Saturday, December 31, 2005

2006 predictions

Well in a hat tip to our personal favorite, The National Review, we decided to make a few predictions about what will occur in America and the world in the new year. I personally guarantee that all the predictions I make will come true. If they don't feel free to call me on it...and then I will have you destroyed.

In 2006...

Nancy Pelosi will finally be outed as a robot.

OBL will continue his four year streak of being dead.

A cash strapped Al Jazzerra will hire a Jewish accountant to be its CEO. He will be beheaded the next day in a prime time special. The show will win an Emmy.

The term "scapegoat" will be banned as offensive to animals after a massive global campaign mounted by PETA, the ASPCA, and Greenpeace. It will be replaced by the new politically correct term "scape conservative".

Adult entertainment will once again include such activities as discussing the great books, debating issues of public merit, and smoking fine cigars.

Republicans will enlarge their majority in the House by five seats. The NY Times will declare it a "disappointing performance for the GOP".

The newly married Elton John will be declared the UN's ambassador for Gay Rights. He immediately jets off to Saudi Arabia to promote the homosexual agenda in the Middle East. He will be publicly executed on Al Jazzerra.

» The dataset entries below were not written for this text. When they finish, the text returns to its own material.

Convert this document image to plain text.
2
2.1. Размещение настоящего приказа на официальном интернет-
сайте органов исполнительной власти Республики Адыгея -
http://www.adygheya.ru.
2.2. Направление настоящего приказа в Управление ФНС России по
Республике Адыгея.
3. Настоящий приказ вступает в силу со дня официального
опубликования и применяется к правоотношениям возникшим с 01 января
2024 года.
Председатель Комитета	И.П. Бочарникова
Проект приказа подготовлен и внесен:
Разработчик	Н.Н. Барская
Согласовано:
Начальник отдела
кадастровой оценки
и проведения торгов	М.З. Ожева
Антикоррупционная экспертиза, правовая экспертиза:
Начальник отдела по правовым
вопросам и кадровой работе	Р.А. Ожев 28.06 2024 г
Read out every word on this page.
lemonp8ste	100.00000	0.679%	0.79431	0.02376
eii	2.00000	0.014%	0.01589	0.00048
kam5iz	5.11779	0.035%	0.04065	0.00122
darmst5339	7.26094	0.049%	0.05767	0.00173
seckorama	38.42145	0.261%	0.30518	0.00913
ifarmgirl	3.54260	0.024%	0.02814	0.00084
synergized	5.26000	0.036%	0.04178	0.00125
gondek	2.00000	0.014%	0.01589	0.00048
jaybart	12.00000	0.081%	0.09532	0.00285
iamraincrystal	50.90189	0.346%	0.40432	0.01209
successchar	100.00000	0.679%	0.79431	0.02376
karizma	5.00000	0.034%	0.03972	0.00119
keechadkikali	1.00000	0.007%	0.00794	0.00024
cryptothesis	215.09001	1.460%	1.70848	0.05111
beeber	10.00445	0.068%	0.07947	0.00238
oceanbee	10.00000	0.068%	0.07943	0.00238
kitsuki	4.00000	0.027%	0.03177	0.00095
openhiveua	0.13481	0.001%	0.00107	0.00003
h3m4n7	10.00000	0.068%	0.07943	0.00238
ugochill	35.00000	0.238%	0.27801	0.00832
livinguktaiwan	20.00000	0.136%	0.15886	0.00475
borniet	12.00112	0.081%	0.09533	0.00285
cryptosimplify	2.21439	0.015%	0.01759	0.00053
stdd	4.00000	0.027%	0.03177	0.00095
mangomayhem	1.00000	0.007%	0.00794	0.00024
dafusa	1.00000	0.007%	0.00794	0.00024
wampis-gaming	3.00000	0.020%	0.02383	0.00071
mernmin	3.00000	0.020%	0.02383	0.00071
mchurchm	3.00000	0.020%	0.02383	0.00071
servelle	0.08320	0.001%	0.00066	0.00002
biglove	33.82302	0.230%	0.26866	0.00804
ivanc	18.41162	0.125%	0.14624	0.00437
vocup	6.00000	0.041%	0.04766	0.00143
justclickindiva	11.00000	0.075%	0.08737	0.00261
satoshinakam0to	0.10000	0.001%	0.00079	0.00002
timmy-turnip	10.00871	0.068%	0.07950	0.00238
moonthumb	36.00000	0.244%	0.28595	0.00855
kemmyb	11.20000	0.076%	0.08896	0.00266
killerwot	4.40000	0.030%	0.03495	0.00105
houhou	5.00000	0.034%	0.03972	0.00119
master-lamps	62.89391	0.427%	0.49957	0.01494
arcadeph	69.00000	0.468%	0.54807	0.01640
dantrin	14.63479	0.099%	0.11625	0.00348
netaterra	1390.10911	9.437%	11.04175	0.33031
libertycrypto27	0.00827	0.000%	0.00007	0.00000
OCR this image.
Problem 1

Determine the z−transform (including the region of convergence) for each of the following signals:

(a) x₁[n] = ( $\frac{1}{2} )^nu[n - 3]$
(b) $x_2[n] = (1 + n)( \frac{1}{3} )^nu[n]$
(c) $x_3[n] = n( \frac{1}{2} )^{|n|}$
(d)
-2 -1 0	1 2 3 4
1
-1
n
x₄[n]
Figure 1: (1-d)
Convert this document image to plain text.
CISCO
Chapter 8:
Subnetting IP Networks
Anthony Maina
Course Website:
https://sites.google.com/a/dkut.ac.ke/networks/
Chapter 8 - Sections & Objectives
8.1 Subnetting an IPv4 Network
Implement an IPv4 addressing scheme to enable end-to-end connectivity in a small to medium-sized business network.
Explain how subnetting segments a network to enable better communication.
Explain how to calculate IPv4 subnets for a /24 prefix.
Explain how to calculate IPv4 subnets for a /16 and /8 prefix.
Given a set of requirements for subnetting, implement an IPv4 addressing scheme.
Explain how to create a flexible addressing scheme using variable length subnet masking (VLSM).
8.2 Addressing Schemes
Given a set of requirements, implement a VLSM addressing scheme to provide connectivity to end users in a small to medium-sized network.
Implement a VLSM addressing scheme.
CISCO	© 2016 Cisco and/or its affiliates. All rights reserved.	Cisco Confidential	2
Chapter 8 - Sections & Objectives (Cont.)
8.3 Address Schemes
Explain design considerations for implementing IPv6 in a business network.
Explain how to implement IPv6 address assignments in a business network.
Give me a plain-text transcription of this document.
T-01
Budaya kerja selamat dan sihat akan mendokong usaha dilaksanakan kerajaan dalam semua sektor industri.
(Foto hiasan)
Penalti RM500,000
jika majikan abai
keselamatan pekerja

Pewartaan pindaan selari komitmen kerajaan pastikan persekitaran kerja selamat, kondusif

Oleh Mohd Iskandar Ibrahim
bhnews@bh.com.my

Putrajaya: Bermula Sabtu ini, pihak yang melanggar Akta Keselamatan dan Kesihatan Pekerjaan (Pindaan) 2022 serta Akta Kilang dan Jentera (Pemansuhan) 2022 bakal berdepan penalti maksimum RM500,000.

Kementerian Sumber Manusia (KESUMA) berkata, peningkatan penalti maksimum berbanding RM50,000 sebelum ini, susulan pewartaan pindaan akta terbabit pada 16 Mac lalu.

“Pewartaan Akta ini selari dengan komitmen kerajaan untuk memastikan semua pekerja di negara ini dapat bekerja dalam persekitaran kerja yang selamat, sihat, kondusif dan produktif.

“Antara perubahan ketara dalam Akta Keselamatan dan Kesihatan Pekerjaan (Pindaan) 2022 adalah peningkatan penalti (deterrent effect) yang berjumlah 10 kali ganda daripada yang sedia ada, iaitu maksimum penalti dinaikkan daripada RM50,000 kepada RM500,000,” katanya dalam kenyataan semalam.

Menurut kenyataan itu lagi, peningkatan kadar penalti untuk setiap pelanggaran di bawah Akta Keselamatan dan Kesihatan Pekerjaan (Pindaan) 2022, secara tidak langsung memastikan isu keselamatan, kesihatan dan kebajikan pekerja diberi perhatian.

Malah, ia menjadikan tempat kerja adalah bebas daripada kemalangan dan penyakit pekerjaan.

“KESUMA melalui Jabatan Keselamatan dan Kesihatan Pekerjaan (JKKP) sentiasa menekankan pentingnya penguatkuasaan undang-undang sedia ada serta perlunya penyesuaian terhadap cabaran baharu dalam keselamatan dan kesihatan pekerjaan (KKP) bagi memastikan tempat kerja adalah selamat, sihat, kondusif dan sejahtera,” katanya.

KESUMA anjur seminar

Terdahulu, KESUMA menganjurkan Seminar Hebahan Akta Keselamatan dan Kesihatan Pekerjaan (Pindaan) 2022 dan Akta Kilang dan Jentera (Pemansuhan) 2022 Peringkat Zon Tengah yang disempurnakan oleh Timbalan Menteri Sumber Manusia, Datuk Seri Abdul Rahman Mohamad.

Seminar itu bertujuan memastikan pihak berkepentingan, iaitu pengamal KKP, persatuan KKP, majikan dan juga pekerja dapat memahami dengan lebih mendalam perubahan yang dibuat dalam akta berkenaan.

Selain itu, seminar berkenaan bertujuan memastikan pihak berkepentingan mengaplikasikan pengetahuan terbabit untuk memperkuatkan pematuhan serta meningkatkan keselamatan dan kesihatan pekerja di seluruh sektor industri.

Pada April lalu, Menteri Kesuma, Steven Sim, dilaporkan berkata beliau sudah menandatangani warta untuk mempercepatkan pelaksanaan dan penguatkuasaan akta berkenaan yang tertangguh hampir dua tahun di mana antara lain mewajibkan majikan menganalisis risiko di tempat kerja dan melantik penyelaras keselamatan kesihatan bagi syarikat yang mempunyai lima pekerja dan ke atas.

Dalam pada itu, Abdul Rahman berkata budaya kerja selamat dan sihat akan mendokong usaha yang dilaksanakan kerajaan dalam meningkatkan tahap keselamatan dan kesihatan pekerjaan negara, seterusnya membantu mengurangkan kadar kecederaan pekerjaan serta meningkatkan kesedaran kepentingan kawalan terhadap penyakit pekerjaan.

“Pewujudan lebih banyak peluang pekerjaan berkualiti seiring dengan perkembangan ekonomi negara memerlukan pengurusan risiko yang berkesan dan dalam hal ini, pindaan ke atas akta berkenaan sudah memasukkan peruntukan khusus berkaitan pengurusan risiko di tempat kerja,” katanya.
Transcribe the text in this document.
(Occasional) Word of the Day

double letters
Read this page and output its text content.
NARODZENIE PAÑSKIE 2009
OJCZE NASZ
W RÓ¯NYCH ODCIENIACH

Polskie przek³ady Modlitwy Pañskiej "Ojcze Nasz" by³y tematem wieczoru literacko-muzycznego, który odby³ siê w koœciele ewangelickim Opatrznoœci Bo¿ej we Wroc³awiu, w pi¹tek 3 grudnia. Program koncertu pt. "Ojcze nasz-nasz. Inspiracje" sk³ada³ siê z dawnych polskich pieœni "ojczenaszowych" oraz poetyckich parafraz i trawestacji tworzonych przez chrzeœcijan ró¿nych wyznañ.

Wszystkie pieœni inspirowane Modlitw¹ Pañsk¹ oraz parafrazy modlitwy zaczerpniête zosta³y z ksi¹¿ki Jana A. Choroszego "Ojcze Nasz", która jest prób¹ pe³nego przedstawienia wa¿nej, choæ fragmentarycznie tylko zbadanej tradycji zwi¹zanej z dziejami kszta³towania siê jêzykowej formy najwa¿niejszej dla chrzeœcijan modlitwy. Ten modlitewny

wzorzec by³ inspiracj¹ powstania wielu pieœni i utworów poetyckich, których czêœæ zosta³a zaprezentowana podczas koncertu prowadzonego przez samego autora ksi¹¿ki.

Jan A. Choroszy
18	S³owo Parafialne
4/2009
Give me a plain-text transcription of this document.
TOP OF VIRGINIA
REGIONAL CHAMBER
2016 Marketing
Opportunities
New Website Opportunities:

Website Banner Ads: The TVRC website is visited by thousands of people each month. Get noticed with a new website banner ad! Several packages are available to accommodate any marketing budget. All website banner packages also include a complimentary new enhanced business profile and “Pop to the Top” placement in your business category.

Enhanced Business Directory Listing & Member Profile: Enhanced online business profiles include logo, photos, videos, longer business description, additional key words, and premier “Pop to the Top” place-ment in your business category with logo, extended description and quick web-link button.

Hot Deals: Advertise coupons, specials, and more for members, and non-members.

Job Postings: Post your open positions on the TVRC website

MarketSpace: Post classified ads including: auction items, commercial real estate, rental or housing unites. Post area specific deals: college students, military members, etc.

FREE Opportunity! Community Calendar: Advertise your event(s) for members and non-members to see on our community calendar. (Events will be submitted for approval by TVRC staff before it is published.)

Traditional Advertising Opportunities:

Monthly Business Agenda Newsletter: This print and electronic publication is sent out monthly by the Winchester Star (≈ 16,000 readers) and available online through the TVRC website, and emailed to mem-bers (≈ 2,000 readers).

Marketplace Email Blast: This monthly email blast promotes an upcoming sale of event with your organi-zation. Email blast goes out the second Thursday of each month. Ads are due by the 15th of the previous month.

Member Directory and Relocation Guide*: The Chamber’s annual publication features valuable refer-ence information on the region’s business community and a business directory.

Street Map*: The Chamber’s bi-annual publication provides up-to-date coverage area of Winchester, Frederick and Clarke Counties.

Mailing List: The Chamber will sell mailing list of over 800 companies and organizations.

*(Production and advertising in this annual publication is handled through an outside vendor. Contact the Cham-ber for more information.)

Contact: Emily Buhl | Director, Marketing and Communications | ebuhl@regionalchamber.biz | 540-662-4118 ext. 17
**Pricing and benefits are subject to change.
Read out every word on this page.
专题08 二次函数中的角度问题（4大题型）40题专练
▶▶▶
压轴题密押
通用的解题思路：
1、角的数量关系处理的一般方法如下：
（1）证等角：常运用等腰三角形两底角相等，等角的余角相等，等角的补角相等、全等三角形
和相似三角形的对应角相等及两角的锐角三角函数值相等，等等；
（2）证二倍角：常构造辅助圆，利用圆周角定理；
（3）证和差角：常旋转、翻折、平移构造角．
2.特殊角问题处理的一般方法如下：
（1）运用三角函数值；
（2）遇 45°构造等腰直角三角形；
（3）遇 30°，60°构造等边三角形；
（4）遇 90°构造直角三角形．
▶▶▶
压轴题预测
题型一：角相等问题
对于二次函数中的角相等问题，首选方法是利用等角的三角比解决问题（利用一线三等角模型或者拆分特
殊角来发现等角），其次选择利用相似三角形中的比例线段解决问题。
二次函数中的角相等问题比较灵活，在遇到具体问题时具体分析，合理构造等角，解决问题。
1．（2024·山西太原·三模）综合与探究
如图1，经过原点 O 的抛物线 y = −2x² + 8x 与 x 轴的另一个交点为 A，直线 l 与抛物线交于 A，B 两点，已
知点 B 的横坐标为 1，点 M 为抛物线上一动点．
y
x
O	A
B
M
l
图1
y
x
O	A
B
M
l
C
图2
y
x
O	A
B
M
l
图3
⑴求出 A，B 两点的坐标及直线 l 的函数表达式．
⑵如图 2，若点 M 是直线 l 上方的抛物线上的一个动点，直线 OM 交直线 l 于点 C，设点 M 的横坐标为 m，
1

His final screams of agony will win a Grammy.

Britney Spears will get a divorce. Three weeks later she will remarry and become Mrs. Vanilla Ice.

Representative Barney Frank announces that the whole gay thing was just a way for him to "pick up chicks."

John Wayne will rise from the grave. He will not be happy.

In an effort to curb skyrocketing rates of sexually transmitted disease, VH1 changes its name to VDH1

Torn between a life of hedonistic self-indulgence or self-sacrifice and virtue, a young man will choose the latter.

In an effort to reach out to conservatives the Washington Post will stop suggesting that they are all inbred.

Pigs will continue their plans for eventual global domination.

Senator Robert Byrd will submit a bill to have the state of West Virginia renamed "Robert Byrd's Personal Billboard." He will then open his own themepark called "Klandemonium."

Harvard University professors will embark on a crusade to update the Scriptures. The cities of Sodom and Gamorrah will be renamed "San Sodomsico" and Gamovegas". The book of Genesis will be rewritten on the model of an old episode of Friends that was slightly funny. The Book of Job will be omitted because "it is such a bummer." A new verse will be added to the Sermon on the Mount: Blessed are the Democrats for they bring Peace.

Well lets hear some of your predictions!